Over the last few years the subject of good governance has experienced a resurgence. The focus is now concentrated to the realm of the legislative compliance by the directors of publicly listed companies; their fiduciary duty to corporate shareholders and investors. In the Caribbean the resurgence of interest is evidenced by the recent adoption of corporate governance codes of conduct and recommendations for public companies in the islands of Barbados, Trinidad and Tobago and Jamaica from 2006 to 2015 according to the Caribbean Corporate Governance Institute.
A closer examination of good governance reveals that it is applicable to a variety of organisations not only public companies but also private companies and entities such as foundations and family offices. The utilization of good governance is particularly important in private organizations where the lack of good governance can have severe consequences and there are limited remedies available to members, shareholders and investors.
What are the benefits of good governance
A good governance programme increases the overall profit and performance of the organization and increases levels of transparency and accountability. Generally, in many private organisations there is natural governance usually having one charismatic leader: informal decision-making processes and a general lack of transparency, which is prone to risk. However the implementation of a formal governance structure not only offers a clear vision for the organisation but also reduces risk and encourages transparency in the decision-making process.
What is Good Governance
There are no limit of definitions for good governance but at its core good governance is the decision-making process which regulates the duties of the board of directors in relation to its shareholders and investors, ideally resulting in the overall increasing performance of the company and higher returns. In tailoring a successful governance programme, consideration should be given to the nature of the organisation, its size, vision for the organization and legal and regulatory requirements.
Four Elements of Good Governance
The essential elements to a good governance programme can be categorized under the headings of leadership, standards and controls, training and communication and risk assessment to ensure overall transparency.
- Leadership: The leaders of the organization should encompass trust, ethics and integrity which would reverberate throughout the organisation from the Board of Directors to the lower levels. The establishment of a chain of command, the proper definition of roles and the delegation of authority, encourages a culture of transparency in the organisation.
- Standards and Controls: A system of accountability and control is necessary for each member to understand their role and the expectation of the organization of them. It encompasses continual audits and assessments and a process for conflict resolution so that no one individual should have unfettered decision-making as exemplified in the standard set out in the code of conduct.
- Training and Communication: All organizations should be aware of any gaps in their knowledge base which is important for the proper running of the organization. In addition communication throughout the organization to its members ensures that everyone shares the same vision and goals.

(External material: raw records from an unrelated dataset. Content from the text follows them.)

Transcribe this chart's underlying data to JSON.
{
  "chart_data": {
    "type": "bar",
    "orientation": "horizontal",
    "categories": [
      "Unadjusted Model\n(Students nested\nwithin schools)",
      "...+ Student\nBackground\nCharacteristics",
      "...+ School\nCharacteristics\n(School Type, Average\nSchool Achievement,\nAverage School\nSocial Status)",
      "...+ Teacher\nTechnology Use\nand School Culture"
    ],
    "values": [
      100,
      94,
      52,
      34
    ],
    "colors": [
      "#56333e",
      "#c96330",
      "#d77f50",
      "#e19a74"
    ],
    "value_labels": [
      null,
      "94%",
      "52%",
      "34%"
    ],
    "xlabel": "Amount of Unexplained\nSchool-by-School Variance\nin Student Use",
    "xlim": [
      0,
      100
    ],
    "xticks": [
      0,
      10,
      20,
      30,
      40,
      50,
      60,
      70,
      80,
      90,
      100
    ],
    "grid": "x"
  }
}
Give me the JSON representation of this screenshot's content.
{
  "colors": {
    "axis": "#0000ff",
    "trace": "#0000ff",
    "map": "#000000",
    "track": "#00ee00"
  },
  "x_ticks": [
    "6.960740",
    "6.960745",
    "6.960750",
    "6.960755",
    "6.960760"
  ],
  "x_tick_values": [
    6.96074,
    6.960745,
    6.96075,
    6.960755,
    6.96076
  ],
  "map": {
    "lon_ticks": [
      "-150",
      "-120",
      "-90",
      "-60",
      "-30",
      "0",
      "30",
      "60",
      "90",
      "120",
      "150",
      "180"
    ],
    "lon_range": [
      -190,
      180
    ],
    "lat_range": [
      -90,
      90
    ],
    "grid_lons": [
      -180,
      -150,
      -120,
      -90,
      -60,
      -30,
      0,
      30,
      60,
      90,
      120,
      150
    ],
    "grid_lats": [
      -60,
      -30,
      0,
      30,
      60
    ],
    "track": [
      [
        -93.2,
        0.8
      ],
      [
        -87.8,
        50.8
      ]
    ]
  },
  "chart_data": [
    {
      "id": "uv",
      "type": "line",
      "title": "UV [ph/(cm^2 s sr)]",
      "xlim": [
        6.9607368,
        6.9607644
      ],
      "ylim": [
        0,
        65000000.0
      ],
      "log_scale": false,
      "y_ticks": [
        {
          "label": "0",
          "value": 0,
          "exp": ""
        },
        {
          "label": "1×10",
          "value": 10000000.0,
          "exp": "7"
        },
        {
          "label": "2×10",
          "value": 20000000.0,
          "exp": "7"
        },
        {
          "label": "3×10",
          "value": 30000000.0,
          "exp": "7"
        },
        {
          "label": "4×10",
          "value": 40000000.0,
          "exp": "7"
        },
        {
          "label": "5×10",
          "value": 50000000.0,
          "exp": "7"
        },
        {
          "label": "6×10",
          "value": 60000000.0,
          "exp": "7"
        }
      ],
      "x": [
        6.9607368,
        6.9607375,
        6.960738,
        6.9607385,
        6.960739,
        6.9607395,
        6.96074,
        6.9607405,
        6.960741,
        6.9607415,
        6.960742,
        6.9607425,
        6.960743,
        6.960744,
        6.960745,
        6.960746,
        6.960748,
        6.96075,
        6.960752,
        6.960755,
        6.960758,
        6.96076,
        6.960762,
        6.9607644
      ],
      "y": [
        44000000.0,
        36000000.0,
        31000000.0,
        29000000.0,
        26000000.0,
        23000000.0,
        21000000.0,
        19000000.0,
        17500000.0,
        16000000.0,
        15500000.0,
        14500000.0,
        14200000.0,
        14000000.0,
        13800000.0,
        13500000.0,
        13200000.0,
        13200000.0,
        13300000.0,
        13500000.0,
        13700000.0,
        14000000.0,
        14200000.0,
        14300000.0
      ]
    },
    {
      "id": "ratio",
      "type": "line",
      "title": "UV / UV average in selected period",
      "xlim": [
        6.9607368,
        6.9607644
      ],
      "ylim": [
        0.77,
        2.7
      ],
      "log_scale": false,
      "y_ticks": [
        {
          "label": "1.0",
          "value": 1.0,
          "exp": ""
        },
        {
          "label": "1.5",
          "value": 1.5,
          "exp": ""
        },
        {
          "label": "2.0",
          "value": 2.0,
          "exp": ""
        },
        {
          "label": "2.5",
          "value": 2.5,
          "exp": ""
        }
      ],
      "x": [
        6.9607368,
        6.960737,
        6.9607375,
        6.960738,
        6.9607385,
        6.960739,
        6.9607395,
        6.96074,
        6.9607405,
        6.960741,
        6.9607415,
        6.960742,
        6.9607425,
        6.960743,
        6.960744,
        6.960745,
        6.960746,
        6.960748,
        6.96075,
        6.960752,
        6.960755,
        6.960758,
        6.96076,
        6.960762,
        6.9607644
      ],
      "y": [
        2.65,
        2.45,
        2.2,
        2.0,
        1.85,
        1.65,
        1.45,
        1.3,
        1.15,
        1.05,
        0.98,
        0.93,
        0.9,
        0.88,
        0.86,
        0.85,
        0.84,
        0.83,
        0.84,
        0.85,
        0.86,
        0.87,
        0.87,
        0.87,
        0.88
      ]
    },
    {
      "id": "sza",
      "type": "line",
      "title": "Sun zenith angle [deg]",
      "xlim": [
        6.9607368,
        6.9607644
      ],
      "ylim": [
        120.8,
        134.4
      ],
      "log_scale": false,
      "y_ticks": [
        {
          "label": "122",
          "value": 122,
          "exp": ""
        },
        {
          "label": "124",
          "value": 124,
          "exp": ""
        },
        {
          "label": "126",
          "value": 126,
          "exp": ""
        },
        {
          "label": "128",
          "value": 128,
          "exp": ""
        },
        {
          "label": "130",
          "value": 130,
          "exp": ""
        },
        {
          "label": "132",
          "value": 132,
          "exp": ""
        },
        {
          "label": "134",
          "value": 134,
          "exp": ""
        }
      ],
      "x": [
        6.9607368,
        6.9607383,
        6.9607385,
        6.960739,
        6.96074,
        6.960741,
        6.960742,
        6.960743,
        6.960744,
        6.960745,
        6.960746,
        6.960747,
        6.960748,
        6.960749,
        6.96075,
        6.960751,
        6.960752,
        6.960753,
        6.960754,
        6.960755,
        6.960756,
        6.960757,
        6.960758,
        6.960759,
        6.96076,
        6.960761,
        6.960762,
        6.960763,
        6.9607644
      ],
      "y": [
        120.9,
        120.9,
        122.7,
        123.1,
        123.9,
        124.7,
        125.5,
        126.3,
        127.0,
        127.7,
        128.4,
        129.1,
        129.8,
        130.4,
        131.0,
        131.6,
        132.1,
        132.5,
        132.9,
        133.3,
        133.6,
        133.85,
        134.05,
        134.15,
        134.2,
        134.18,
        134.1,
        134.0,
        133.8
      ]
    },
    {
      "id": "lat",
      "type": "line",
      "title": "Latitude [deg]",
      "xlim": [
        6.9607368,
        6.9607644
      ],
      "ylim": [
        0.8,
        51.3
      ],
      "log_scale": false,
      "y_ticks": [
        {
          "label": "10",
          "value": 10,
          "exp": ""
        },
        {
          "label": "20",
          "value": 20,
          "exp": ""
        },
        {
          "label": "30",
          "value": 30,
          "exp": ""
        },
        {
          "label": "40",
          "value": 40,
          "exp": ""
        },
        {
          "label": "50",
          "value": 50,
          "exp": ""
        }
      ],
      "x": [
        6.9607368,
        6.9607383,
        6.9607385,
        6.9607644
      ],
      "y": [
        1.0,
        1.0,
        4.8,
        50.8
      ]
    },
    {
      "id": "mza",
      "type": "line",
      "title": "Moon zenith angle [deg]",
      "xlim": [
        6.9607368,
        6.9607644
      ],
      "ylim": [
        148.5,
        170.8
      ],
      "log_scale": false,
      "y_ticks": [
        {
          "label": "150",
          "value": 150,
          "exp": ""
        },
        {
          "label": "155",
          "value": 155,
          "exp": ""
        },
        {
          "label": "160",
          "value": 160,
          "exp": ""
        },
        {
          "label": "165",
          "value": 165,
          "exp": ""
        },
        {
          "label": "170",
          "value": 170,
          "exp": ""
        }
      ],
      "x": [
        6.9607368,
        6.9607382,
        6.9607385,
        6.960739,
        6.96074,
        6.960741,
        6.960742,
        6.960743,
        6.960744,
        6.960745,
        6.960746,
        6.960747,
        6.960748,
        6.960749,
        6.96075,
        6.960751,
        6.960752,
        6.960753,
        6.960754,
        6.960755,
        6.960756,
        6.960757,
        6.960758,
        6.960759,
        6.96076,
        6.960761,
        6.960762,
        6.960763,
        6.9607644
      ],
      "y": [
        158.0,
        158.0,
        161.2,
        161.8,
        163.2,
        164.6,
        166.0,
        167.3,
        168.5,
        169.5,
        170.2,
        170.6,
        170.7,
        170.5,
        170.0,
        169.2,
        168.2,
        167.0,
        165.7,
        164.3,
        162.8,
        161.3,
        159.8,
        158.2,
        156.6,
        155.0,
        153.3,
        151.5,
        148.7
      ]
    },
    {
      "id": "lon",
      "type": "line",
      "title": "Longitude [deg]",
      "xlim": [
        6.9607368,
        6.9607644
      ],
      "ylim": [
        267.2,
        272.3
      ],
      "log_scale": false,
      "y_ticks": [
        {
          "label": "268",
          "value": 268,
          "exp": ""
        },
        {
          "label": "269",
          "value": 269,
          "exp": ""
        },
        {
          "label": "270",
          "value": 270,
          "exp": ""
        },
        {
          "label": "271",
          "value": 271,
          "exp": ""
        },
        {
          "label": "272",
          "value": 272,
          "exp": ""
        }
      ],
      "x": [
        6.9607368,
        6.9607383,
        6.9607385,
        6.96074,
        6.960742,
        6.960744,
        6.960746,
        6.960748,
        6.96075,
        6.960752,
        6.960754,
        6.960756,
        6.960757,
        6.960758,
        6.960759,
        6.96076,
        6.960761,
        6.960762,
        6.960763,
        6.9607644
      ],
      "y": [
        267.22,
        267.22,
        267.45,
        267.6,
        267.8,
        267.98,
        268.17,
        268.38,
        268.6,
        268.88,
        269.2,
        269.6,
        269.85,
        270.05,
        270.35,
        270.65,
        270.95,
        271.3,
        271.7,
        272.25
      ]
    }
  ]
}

- Risk Analysis and Assessment: According to the G20/OECD Principles of Corporate Governance Report 2015 risk assessment is essential for effective governance. The identification of risk both present and in the future and how best they can be addressed should they arise should be on the agenda of all organisations.
Many private organisations such as foundations and family offices can benefit from the application of good governance practices to increase their overall performance especially where the environment in which it operates becomes more complex.
A review of two elements such as leadership and risk analysis illustrates this point for family offices and foundation. For example, the leadership of the organisation may wish to create a mission statement, which focuses on social impact investing and corporate responsibility. In addition the risk analysis and management process may wish to focus on cyber security and breaches in confidentiality. In both instances it is necessary for the organisation to determine its risk tolerance and the types of endeavours in which it engages.
Good governance practices is integral to the success of any organisation and the above review definitely illustrates that there is more to it than meets the eye and therefore it would be in the interest of every organisations to implement some level of formal governance to ensure its longevity and success.